Recipharm’s role will be to develop the plant and bring more competence, capability, and business to the region. The state’s responsibility will be to attract more investments from other firms, in a similar way to that of economic development boards in countries like Singapore.


On a personal level, what have you taken from this journey thus far?

MF: This has been one of the most difficult but rewarding experiences of my entire career in terms of fulfilling a mission and purpose. It is a beautiful challenge to help increase medicine and vaccine access across the African continent. Perhaps the lesson is that the harder a challenge is, the more rewarding it will ultimately be.


Do you have a closing statement for our international audience?

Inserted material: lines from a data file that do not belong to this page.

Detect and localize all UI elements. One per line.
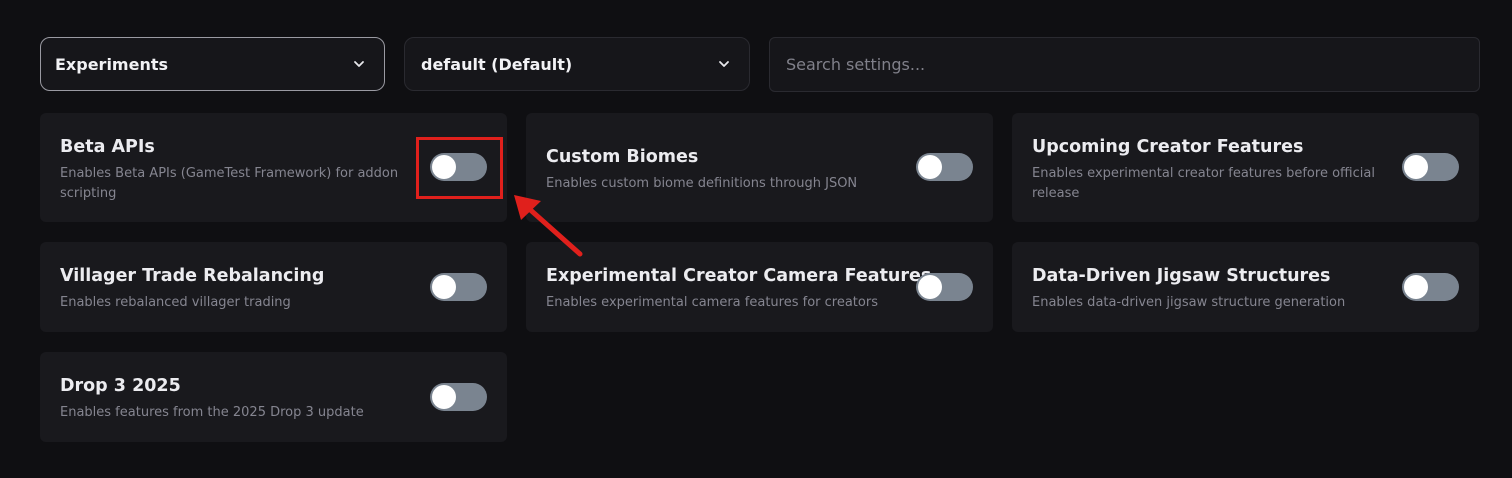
toggle-knob xyxy=(432,275,456,299)
toggle-knob xyxy=(918,275,942,299)
setting-card-experimental-creator-camera: Experimental Creator Camera Features Ena… xyxy=(526,242,993,332)
setting-description: Enables experimental creator features be… xyxy=(1032,166,1375,201)
setting-title: Experimental Creator Camera Features xyxy=(546,266,932,286)
setting-title: Custom Biomes xyxy=(546,147,699,167)
highlight-box xyxy=(416,137,503,199)
chevron-down-icon xyxy=(719,61,729,67)
toggle-knob xyxy=(1404,275,1428,299)
toggle-knob xyxy=(1404,155,1428,179)
setting-title: Upcoming Creator Features xyxy=(1032,137,1304,157)
setting-title: Data-Driven Jigsaw Structures xyxy=(1032,266,1331,286)
setting-title: Beta APIs xyxy=(60,137,155,157)
setting-description: Enables custom biome definitions through… xyxy=(546,176,858,191)
toggle-experimental-creator-camera[interactable] xyxy=(916,273,973,301)
setting-card-custom-biomes: Custom Biomes Enables custom biome defin… xyxy=(526,113,993,222)
setting-title: Villager Trade Rebalancing xyxy=(60,266,325,286)
setting-card-villager-trade-rebalancing: Villager Trade Rebalancing Enables rebal… xyxy=(40,242,507,332)
setting-description: Enables experimental camera features for… xyxy=(546,295,878,310)
toggle-drop-3-2025[interactable] xyxy=(430,383,487,411)
category-select[interactable]: Experiments xyxy=(40,37,385,91)
toggle-upcoming-creator-features[interactable] xyxy=(1402,153,1459,181)
setting-card-data-driven-jigsaw: Data-Driven Jigsaw Structures Enables da… xyxy=(1012,242,1479,332)
setting-description: Enables rebalanced villager trading xyxy=(60,295,291,310)
toggle-custom-biomes[interactable] xyxy=(916,153,973,181)
setting-card-upcoming-creator-features: Upcoming Creator Features Enables experi… xyxy=(1012,113,1479,222)
toggle-knob xyxy=(918,155,942,179)
setting-description: Enables data-driven jigsaw structure gen… xyxy=(1032,295,1346,310)
search-input[interactable] xyxy=(769,37,1480,92)
setting-card-drop-3-2025: Drop 3 2025 Enables features from the 20… xyxy=(40,352,507,442)
chevron-down-icon xyxy=(354,61,364,67)
experiments-settings-page: Experiments default (Default) Beta APIs … xyxy=(0,0,1512,478)
toggle-villager-trade-rebalancing[interactable] xyxy=(430,273,487,301)
category-select-value: Experiments xyxy=(55,54,169,74)
setting-title: Drop 3 2025 xyxy=(60,376,181,396)
filter-bar: Experiments default (Default) xyxy=(40,37,1480,92)
toggle-data-driven-jigsaw[interactable] xyxy=(1402,273,1459,301)
setting-description: Enables features from the 2025 Drop 3 up… xyxy=(60,405,364,420)
toggle-knob xyxy=(432,385,456,409)
arrow-up-left-icon xyxy=(514,195,583,257)
profile-select[interactable]: default (Default) xyxy=(404,37,750,91)
setting-description: Enables Beta APIs (GameTest Framework) f… xyxy=(60,166,399,201)
profile-select-value: default (Default) xyxy=(421,54,573,74)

MF: We have already spent a couple of hundred million euros on this project, but the most important thing is building up capabilities and convincing other parties to partner with us. The end goal is to help create a sustainable network which fulfils the mission of creating vaccine and medicine manufacturing resilience in Africa. We can be very confident, based on the work that has already been done that this will become a reality in the coming years.

YH: On a pan-African front, the African Union is expecting over 17,000 biotech jobs to be created in the next five years, so building up capabilities and people will be crucial not just for our own success, but that of the entire continent. There are ambitious goals in place to move from one percent of all vaccines for Africa made in Africa today to 30 percent by 2030 and 60 percent by 2040, and more skilled people will be needed to bolster Africa’s quality and ultimately its credibility as a vaccine hub. This will support healthy and sustainable Vx manufacturing ecosystems that enable the localization of vaccines on the African continent.